Я заканчивала второй курс, когда мой красный календарь дал сбой. Я беременна. Мысль об аборте я отсекла мгновенно. Это ребенок любви, и я от него не откажусь ни за что. Рассказывать об этом Роме было страшно, но я не могла молчать. Он был первым, кому я об этом рассказала, и эта новость сделала его счастливым. Мы решили пожениться, но… его родители были против. Он берег меня и многого не рассказывал, но он был вынужден уйти из дома. И этот его поступок сказал мне больше тысячи слов. Сказал мне, но не моей маме.
– А что телевизор не работает? – поинтересовалась однажды я, переключая каналы.
– Сегодня у них профилактика. Делай как я: садись и наслаждайся тишиной, скоро нам этого очень не будет хватать, уж поверь мне, – ответила мама. Она сидела на диване, запрокинув голову на спинку. Ее ноги лежали на табурете, и она энергично шевелила пальцами ног, словно отгоняя невидимую мошкару.
– Ты была в детстве просто исчадием ада. Рот не затыкался. А Лидия не особо-то мне помогала.
Лидией мама называла мою бабушку, свою родную мать. Мне это всегда казалось странным, и в двенадцать лет я отстояла право называть ее мамой.
– У нас дома и сейчас никогда не бывает тихо, – отозвалась я. Рука непроизвольно легла на едва заметный живот, мне хотелось защитить свою горошину от неприятных слов и обвинений.
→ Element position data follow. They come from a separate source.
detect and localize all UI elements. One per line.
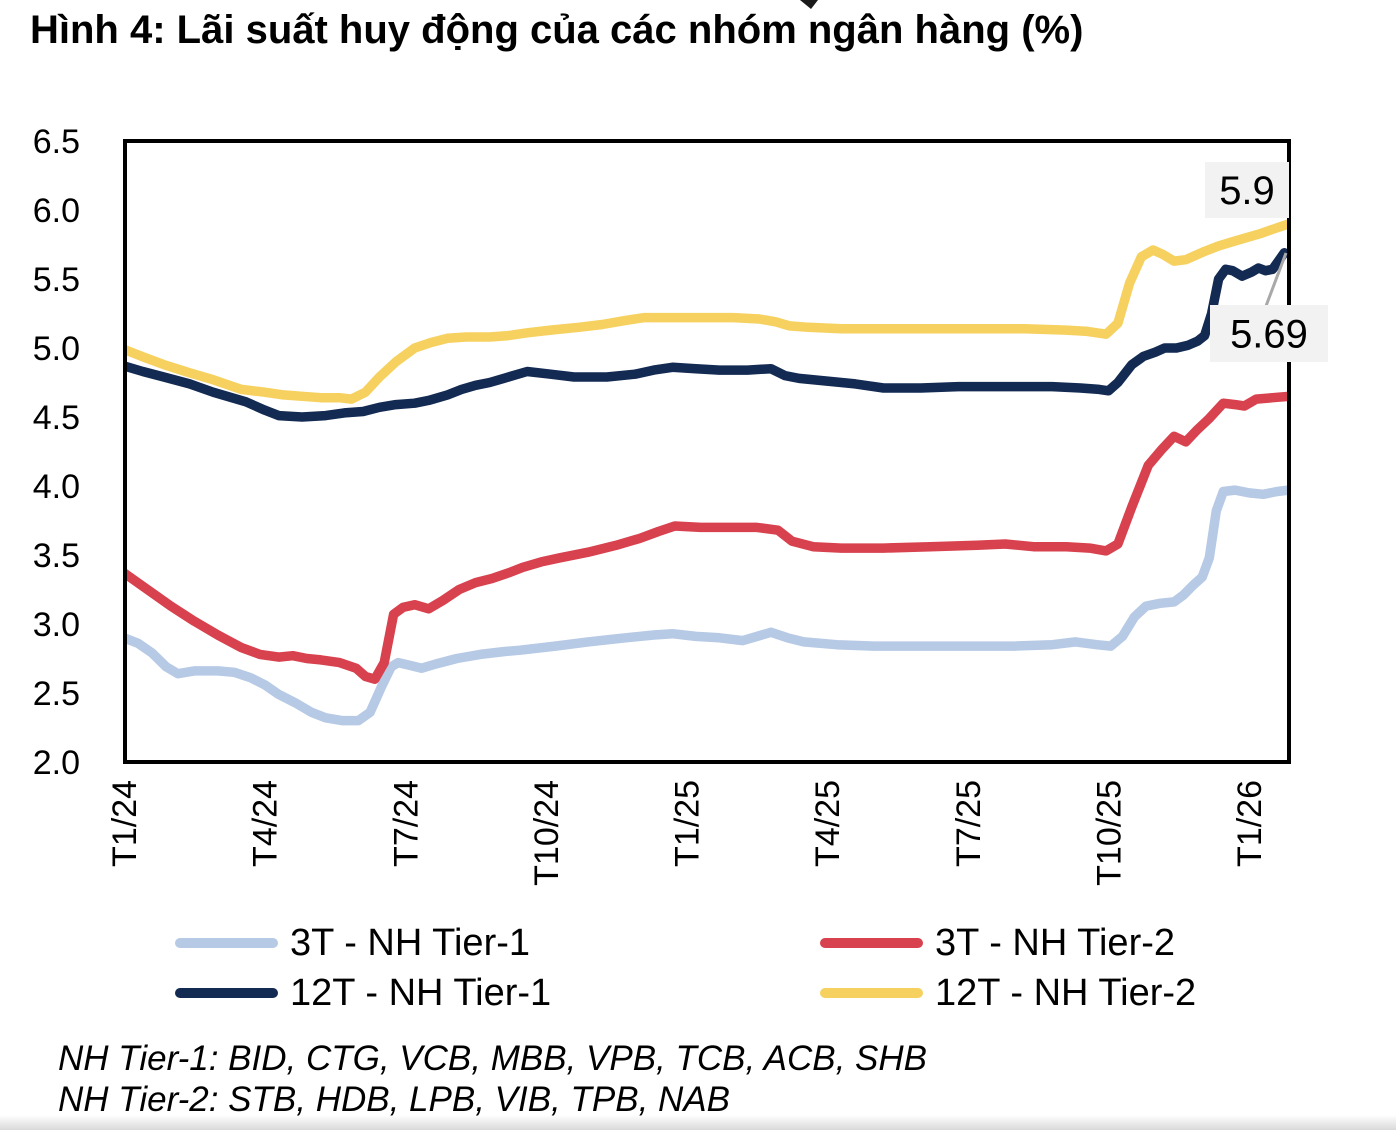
y-axis-tick-label: 3.0 <box>33 606 80 644</box>
x-axis-tick-label: T1/25 <box>669 780 707 867</box>
legend-item-12t-nh-tier-2: 12T - NH Tier-2 <box>820 970 1335 1016</box>
legend: 3T - NH Tier-1 3T - NH Tier-2 12T - NH Tie… <box>175 920 1335 1016</box>
footnote-tier2: NH Tier-2: STB, HDB, LPB, VIB, TPB, NAB <box>58 1080 730 1119</box>
y-axis-tick-label: 6.0 <box>33 192 80 230</box>
footnotes: NH Tier-1: BID, CTG, VCB, MBB, VPB, TCB,… <box>58 1038 927 1120</box>
series-line-3t-nh-tier-2 <box>127 391 1287 684</box>
legend-label: 3T - NH Tier-2 <box>935 921 1176 964</box>
x-axis-tick-label: T10/25 <box>1090 780 1128 886</box>
end-value-label-12t-nh-tier-2: 5.9 <box>1219 169 1275 213</box>
annotation-leader-line <box>1264 252 1288 307</box>
screenshot-crop-artifact <box>800 0 818 9</box>
x-axis-tick-label: T1/26 <box>1231 780 1269 867</box>
x-axis-tick-label: T4/25 <box>809 780 847 867</box>
legend-item-3t-nh-tier-1: 3T - NH Tier-1 <box>175 920 820 966</box>
legend-swatch-icon <box>820 988 923 998</box>
legend-swatch-icon <box>175 938 278 948</box>
series-line-3t-nh-tier-1 <box>127 485 1287 726</box>
y-axis-tick-label: 5.0 <box>33 330 80 368</box>
chart-title: Hình 4: Lãi suất huy động của các nhóm n… <box>30 8 1084 52</box>
legend-item-3t-nh-tier-2: 3T - NH Tier-2 <box>820 920 1335 966</box>
legend-label: 12T - NH Tier-2 <box>935 971 1197 1014</box>
legend-swatch-icon <box>175 988 278 998</box>
y-axis-tick-label: 4.5 <box>33 399 80 437</box>
series-line-12t-nh-tier-1 <box>127 248 1287 422</box>
series-line-12t-nh-tier-2 <box>127 219 1287 404</box>
x-axis-tick-label: T1/24 <box>106 780 144 867</box>
end-value-label-12t-nh-tier-1: 5.69 <box>1230 313 1308 357</box>
footnote-tier1: NH Tier-1: BID, CTG, VCB, MBB, VPB, TCB,… <box>58 1039 928 1078</box>
y-axis-tick-label: 3.5 <box>33 537 80 575</box>
y-axis-tick-label: 4.0 <box>33 468 80 506</box>
x-axis-tick-label: T7/25 <box>950 780 988 867</box>
y-axis-tick-label: 2.5 <box>33 675 80 713</box>
legend-label: 3T - NH Tier-1 <box>290 921 531 964</box>
y-axis-tick-label: 6.5 <box>33 123 80 161</box>
legend-swatch-icon <box>820 938 923 948</box>
legend-label: 12T - NH Tier-1 <box>290 971 552 1014</box>
end-value-label-box <box>1205 162 1289 218</box>
plot-border <box>123 139 1291 764</box>
x-axis-tick-label: T10/24 <box>528 780 566 886</box>
bottom-fade <box>0 1115 1396 1130</box>
y-axis-tick-label: 5.5 <box>33 261 80 299</box>
y-axis-tick-label: 2.0 <box>33 744 80 782</box>
x-axis-tick-label: T7/24 <box>387 780 425 867</box>
legend-item-12t-nh-tier-1: 12T - NH Tier-1 <box>175 970 820 1016</box>
end-value-label-box <box>1210 305 1328 362</box>
x-axis-tick-label: T4/24 <box>247 780 285 867</box>
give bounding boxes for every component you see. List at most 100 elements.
– Не скажи. Сейчас же вот тихо. А потом такого уже не будет, сама увидишь. А кстати, где этот твой дрыщ? У вас с ним все нормально?
Ее пальцы звонко щелкнули от очередной манипуляции. Согнув ногу в колене, она начала гладить ноги, разглядывая свои ступни.
– У нас все хорошо, он сейчас у друга живет.
– Почему? Ой, подожди, дай угадаю, его родители не в восторге от вашей новости, я права?
Она удивленно подняла брови. Прядь гидроперольных волос упала ей на лицо, и она попыталась сдуть ее с носа обратно на висок. Не получилось.
– Да, он хочет попробовать снять жилье.
– А зачем? У него что, есть лишние деньги? Пусть к нам приходит.
Она нехотя оторвалась от своих стоп и поправила прическу. Ее лицо выглядело помятым и опухшим после вчерашней разборки с дядей Сережей, ее приходящим супругом. Он был единственным из ее ухажеров, который неизменно возвращался и к которому я испытывала хоть какую-то симпатию. Но вчера они явно перебрали и со спиртным, и со всем остальным. Мама улыбнулась мне, обнажив свои кривые желтые зубы курильщика.
– Ты это серьезно?
– Ну а почему нет? Не выгонять же и мне вас на улицу? Кто-то должен за это нести ответственность. Пусть это буду я. Но я сразу говорю – это ничего не меняет: я по-прежнему не в восторге от этой новости и не жажду становиться бабушкой, но ты моя дочь, и я от тебя не откажусь. Поняла?
– Спасибо!
С пятого июня мы начали жить все вместе. Это было непросто, но все мы пытались подстраиваться друг под друга. Во всяком случае, так делали я и Рома. Мы старались. Сессия была позади, и мы все время проводили в мечтах о нашем малыше. Я была счастлива и, казалось, ничто не в силах омрачить эти грезы, но… плановый визит в поликлинику заставил меня умываться слезами.
– Ошибки быть не может, мы дважды все проверили, – сказала женщина в окружении своих коллег. – У плода серьезные врожденные пороки развития. Мне очень жаль.
Я сидела перед ними на стуле совершенно одна. У меня не было группы поддержки, не было никого, кто мог бы меня защитить от этих слов. Я смотрела на них, как затравленный зверек, ожидая казни. Сейчас они поднимут свое оружие и уничтожат нас раз и навсегда. Да, именно нас, потому что я не могу отказаться от малыша. Не могу…
– Сложно сказать, какие именно нарушения у плода, но согласно анализам…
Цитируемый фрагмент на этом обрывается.